The day I visit, Tom is barbecuing a haunch of lamb on an upturned oil drum outside the front door. Behind him is a vast expanse of wide, glowering sky and the Pennines. The ruins of Lowther Castle, home to Tom’s ancestors for centuries, are visible across the sheep-speckled Eden Valley. The nearest village is over a mile away down a bone-rattling drive. It’s an unlikely and remote location in which to find one of Britain’s most original designers, but then Totty is a hybrid, embracing rural scruffiness as much as slick metropolitan chic and relishing the clash. She’s as likely to be in men’s patent loafers, a purple silk shirt and designer bomber jacket as muddy riding boots, jodhpurs and battered tweed – or even more likely, a mix of both.
Her influences are as eclectic as her style. Apart from her mother’s elegance, she cites visiting the Dennis Severs’ 18th-century Huguenot house in Spitalfields, when she was still at St. Martin’s, as a defining moment. It was candlelit as there was no electricity, and she fell in love with its historical authenticity. “It smelt of tobacco and roasting beef. They had recreated the sounds of horses and carriages on cobbles outside and we were offered mead to taste,” she remembers. “It made me realise how much touch, smell and sound matter when creating an atmosphere.” She was also greatly inspired by visiting Zandra Rhodes’ flat above the Fashion and Textile Museum in Bermondsey. “Zandra was a rule-breaker and it was so exciting to see that creative chaos and explosive blasts of colour.”

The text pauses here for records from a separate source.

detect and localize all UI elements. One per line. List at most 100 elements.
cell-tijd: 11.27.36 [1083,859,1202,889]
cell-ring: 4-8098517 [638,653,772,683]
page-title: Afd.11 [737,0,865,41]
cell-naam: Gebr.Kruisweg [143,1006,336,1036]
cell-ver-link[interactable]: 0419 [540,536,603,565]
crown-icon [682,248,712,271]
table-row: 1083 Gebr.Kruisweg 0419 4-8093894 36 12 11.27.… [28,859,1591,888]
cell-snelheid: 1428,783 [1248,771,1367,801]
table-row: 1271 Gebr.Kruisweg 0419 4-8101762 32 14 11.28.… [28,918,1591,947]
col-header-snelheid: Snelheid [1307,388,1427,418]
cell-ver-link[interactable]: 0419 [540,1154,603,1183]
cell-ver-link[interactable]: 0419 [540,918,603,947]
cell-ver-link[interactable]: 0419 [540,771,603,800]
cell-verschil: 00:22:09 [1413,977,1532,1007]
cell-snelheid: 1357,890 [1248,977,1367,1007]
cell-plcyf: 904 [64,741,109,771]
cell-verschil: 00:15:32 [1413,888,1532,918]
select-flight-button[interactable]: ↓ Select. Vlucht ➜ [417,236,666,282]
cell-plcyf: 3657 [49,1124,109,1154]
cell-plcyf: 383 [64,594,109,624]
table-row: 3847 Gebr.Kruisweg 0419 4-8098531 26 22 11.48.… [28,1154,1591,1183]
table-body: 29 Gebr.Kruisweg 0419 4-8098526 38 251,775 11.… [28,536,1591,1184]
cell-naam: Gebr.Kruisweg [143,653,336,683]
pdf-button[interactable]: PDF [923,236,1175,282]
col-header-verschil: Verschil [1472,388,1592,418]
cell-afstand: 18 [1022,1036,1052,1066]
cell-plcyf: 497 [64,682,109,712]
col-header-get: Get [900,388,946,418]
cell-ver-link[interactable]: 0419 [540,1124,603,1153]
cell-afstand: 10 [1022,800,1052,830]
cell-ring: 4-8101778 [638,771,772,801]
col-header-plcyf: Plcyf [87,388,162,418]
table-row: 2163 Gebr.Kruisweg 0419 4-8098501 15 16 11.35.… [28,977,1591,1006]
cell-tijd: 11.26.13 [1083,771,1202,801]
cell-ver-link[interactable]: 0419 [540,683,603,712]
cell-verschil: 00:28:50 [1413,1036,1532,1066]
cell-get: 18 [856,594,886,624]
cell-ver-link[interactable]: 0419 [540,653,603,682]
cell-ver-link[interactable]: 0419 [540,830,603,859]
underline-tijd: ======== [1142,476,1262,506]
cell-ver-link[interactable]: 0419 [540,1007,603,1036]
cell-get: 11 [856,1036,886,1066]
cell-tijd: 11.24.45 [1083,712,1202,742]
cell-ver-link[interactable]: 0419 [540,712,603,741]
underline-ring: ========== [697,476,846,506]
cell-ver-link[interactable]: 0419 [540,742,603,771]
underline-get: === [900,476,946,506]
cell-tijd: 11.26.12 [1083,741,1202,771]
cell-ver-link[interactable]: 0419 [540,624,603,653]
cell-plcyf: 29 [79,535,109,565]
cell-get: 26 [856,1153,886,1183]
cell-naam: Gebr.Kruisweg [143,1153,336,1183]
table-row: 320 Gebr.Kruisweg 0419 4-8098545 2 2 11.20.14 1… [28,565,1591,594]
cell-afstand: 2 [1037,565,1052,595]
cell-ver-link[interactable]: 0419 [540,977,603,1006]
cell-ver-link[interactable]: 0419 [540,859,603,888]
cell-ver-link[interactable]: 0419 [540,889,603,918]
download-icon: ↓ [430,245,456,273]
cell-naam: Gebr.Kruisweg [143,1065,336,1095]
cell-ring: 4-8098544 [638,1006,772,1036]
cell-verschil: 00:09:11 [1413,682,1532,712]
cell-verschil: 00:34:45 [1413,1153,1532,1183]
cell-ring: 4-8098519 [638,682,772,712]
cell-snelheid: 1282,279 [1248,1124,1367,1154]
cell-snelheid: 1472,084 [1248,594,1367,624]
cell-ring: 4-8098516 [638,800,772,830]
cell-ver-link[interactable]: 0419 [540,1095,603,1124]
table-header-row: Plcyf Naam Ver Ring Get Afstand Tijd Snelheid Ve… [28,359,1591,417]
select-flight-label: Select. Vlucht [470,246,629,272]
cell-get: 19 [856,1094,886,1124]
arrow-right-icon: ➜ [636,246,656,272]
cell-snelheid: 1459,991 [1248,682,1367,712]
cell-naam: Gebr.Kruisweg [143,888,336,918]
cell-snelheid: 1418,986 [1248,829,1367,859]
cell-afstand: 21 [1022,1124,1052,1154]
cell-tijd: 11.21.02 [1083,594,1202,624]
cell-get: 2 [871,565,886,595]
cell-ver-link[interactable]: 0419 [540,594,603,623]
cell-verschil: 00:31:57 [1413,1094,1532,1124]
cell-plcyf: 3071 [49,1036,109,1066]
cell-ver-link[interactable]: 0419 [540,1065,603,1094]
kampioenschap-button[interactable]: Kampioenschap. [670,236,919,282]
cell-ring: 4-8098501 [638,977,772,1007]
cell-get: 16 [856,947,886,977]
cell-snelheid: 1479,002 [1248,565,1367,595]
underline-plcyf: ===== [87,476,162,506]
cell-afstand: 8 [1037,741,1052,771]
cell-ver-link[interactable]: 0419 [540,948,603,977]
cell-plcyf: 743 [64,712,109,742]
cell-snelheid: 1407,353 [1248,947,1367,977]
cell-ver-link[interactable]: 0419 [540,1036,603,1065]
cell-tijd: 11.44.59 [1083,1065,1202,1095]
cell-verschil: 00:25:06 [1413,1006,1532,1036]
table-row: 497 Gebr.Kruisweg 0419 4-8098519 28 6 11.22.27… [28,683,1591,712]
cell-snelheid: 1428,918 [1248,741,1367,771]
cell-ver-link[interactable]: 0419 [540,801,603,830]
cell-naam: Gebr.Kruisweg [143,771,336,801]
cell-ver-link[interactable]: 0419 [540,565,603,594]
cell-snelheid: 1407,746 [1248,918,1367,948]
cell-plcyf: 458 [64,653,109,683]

It made me realise how much touch, smell and sound matter when creating an atmosphere.Totty Lowther
Totty’s style is not for the timid or restrained but for people self-assured enough to embrace flair and a celebratory spirit in their surroundings. It’s the antidote to innocuous, safe neutral. As we emerge after Covid looking for fun, it’s no surprise that her wallpapers are being so feted and bringing joy and colour into people’s homes all over the world. Their majestically ornate patterns are a culmination of all the disparate influences she has succumbed to. Summing up her design ethos, Totty says: “I adore the wonder of everyday things, whether it’s the peeling paint on the red byre door or the flicker of yellow goldfinch wings against the downy thistle tops. My palette is bright and spontaneous.” We could all do with more of that palette right now.